Prior to the hearing, the court will appoint a Visitor who will interview the Respondent, the Petitioner or Petitioners, caregivers, and even other family members. The Visitor will then file a report with the court. In the report, the Visitor will present their impressions as to the Respondent’s cognitive status and whether the appointment of a guardian and/or conservator is appropriate. The Visitor will also present their opinions of the competing Petitioners and whether they would be able to handle the duties of being a guardian or conservator. This report is not binding on the court but it can be fairly persuasive, especially in contested cases.

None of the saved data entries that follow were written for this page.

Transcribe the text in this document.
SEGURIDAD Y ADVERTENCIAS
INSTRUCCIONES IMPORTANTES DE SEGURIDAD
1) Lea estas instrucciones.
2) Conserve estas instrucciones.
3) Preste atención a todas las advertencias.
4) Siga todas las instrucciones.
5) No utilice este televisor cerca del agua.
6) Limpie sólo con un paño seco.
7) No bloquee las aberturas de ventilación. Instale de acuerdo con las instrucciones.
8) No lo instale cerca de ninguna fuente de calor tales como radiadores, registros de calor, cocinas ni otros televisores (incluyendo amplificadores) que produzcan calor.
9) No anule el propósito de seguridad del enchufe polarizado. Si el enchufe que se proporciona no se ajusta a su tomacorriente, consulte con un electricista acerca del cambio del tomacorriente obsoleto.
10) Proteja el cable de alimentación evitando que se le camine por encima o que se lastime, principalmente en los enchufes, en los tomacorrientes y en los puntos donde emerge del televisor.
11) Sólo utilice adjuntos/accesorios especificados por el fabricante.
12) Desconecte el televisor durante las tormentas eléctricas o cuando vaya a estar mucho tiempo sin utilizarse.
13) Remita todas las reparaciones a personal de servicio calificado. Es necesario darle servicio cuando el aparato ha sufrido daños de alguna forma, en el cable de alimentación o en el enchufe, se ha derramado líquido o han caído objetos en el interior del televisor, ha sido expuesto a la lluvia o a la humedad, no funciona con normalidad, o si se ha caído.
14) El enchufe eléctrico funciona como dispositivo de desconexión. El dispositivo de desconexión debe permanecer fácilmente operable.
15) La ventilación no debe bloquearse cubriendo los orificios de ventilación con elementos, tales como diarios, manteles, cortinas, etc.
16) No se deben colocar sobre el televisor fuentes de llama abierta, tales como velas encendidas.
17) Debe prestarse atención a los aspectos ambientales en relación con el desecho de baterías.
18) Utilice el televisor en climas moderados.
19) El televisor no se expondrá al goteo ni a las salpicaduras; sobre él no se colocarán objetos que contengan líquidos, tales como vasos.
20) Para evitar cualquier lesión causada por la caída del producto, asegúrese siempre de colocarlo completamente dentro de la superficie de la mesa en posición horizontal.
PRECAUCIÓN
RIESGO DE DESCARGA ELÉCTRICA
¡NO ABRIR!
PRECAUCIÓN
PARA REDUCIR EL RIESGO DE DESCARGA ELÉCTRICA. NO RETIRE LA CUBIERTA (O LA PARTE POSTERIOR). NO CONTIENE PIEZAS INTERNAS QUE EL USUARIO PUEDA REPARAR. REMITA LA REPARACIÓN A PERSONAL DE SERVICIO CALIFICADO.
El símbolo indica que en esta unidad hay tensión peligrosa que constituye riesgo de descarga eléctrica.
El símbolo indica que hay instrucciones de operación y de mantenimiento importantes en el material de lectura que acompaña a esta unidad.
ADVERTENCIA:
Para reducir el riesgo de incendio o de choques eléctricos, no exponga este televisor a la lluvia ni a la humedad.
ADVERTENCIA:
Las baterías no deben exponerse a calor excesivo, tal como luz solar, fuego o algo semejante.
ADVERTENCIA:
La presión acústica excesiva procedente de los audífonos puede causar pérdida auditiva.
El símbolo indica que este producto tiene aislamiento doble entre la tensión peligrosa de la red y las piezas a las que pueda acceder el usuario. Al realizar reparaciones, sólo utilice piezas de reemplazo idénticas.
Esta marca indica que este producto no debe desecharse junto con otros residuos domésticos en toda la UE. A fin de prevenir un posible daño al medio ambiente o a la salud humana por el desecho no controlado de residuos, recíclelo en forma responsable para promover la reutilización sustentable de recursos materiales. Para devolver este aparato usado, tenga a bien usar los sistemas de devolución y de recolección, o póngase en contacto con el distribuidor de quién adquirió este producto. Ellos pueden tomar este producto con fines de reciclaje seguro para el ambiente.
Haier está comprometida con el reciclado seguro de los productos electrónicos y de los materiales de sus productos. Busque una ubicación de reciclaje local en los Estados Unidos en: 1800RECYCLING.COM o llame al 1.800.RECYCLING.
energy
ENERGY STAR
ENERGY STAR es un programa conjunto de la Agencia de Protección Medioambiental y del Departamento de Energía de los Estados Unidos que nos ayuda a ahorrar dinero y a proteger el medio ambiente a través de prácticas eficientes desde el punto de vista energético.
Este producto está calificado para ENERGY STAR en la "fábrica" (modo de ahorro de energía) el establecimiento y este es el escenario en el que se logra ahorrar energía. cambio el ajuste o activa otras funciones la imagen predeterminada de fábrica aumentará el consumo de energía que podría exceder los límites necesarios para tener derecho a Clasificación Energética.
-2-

The Respondent not only has a right to be at the hearing, the statute actually requires the Respondent to attend unless excused by the court for good cause. “Good cause” varies but generally requires a significant health problem that would either prevent the Respondent from attending the hearing or make it dangerous for the Respondent to attend the hearing. The Respondent has a right to express a preference as to who he or she wants to serve as guardian and/or conservator and the Court should take this preference into account.
Depending on the level of conflict, the hearing may involve testimony from experts as to the Respondent’s level of cognitive functioning. The Petitioner or Petitioners can present testimony from other family members and even friends to support their position that they are best suited for the role of guardian and/or conservator. This is not the time to present petty disagreements or air “dirty laundry.” The court’s task is not to determine who is the “favorite” son or daughter or to avoid hurt feelings. The court has the very serious task of deciding who is best suited to manage the Respondent’s finances and medical decisions.